By Alon Harnoy, Moty Ben-Yona & Ben Zion Ferziger 

In the last few years, large debt issuances by American real-estate groups have become a familiar sight in the Tel Aviv stock exchange. American real-estate owners and developers have been flocking to the Israeli stock market, seeking funding for their overseas projects. Since 2008 companies have issued Israeli bonds in a total amount exceeding $1 billion. The trend seems likely to continue, as more companies are expected to issue new series of bonds, expand existing series or examine the possibilities of other issuances in Israel. What market conditions caused the emergence of this phenomenon? And how can your real-estate business or client benefit from this trend?

The answer lies at the intersection of supply and demand: a tremendous demand for cash on the part of the American real-estate entrepreneurs, met by the availability of a relatively low-cost liquidity in the Israeli bond market.
The current Israeli bond market is liquid. Interest rates and issuance costs are relatively low, enabling companies with good credit to sell corporate bonds at an interest rate of 4% to 5% – often less than half the interest rate they would pay for a comparable loan in the U.S. through the more traditional course of mezzanine financing. Compared to mezzanine loans, which can charge up to 15% or even 20% in interest, lending money in Israel at an interest rate in the 4% to 5% range is a bargain.

In addition, recent changes in the regulation of Israeli institutional investors have created conditions more favorable for large Israeli investments in foreign debt issuances. Combined with the fact that foreign corporate bonds are being offered at an interest rate 200 basis points higher on average than the equivalent government bonds, these changes have led to an increased Israeli interest in foreign corporate bonds. Particularly high in demand are bonds backed by properties located in relatively safe havens like New York City. Israeli investors – mostly institutional bodies, but also mutual funds and high net worth individuals – are eager to gain exposure to the booming New York property market and to gross the higher yields this market offers.

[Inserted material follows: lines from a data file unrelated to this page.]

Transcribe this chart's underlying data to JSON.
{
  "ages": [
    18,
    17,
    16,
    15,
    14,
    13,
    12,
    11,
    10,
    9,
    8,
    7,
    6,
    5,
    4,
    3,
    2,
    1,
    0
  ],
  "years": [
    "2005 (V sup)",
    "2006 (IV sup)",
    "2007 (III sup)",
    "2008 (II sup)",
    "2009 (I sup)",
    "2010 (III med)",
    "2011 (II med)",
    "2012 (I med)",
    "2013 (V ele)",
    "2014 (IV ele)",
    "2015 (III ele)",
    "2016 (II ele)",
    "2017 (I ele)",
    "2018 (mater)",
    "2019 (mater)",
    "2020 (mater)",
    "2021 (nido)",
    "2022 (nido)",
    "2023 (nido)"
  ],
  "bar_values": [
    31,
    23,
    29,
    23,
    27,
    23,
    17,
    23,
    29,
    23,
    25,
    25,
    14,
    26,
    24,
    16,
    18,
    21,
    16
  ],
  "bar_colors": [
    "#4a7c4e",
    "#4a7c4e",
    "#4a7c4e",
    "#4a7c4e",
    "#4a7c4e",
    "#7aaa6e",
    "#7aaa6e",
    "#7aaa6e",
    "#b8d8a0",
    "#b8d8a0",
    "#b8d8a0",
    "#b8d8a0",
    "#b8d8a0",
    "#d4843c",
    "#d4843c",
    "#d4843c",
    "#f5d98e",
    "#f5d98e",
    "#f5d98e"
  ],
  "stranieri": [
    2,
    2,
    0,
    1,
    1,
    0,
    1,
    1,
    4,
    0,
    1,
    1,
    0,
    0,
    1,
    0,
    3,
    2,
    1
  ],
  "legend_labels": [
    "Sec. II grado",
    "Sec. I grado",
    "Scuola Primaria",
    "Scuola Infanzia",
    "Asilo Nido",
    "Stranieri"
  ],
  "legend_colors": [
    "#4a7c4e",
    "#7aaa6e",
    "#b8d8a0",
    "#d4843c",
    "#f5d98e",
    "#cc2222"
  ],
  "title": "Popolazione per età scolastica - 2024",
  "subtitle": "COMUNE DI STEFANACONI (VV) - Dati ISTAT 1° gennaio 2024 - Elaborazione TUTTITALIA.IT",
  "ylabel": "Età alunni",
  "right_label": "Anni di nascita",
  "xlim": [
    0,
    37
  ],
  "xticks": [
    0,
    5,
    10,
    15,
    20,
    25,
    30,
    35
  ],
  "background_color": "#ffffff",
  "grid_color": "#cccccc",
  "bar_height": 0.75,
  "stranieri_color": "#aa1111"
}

Israeli market conditions are particularly attractive for smaller real-estate owners unable to sell corporate bonds in the U.S. In Israel, a mid-size real-estate firm looking for alternative funding may find opportunities that only large corporations have here in the U.S. A typical funding for an Israeli bond deal ranges between 150 and 500 million NIS – small by American standards, but evidently still big enough to attract Israeli investors. As a result, small to midsize American companies are able to raise funds more successfully in the Israeli market than in the larger and more conservative American market.

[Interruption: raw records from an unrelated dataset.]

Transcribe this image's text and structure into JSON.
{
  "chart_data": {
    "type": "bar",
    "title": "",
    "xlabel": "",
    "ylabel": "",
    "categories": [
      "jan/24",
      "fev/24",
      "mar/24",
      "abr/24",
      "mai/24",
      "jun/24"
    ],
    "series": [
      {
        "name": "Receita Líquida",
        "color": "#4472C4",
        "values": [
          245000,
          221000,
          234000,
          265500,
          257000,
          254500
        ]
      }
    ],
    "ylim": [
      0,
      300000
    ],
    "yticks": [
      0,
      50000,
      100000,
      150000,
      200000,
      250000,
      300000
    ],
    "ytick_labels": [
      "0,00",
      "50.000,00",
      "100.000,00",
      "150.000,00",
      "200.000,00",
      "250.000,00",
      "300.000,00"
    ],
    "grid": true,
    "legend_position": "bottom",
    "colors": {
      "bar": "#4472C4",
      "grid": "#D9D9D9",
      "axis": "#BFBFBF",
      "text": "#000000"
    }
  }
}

With that said, unfortunately, not every real-estate related corporation matches the appetites of the Israeli investors. A company must meet a few basic characteristics before it considers issuing debt in Israel. Previous successful issuances were of securities related to companies with holdings in yield-bearing properties such as residential buildings or commercial real-estate properties. In addition, the issuing companies have had an equity value of at least $150 million, a good debt service coverage ratio and at least a 30% ratio between equity and the total balance sheet. Finally, it should be noted that Israeli investors typically expect the bonds to be issued at a rating no lower than an “A” (according to the local Israeli rating).

When selecting to raise funds in Israel, real-estate entrepreneurs from America are expected to follow the Israeli real-estate companies’ leveraging model. While in the United States it is common to hold each project in a separate special purpose company directly against the debt that financed it, in Israel the assets are funded by a combination of the owner’s capital and bank leverage and then held together by an intermediate holding company. The bonds issued then collectively serve as a second layer of leverage for the company, and the debt’s payoff is expected to derive from the revenue from all of the properties in the holding company. Accordingly, American real-estate entrepreneurs are expected to establish a real-estate holding company to incorporate the assets for which they seek funding.

In conclusion, issuing American real-estate bonds in the Israeli stock market is an opportunity to tap into a reliable market offering a relatively cheap source of liquidity. There are, however, inherent differences and challenges for which a company must prepare in order for the issuance is to be successful.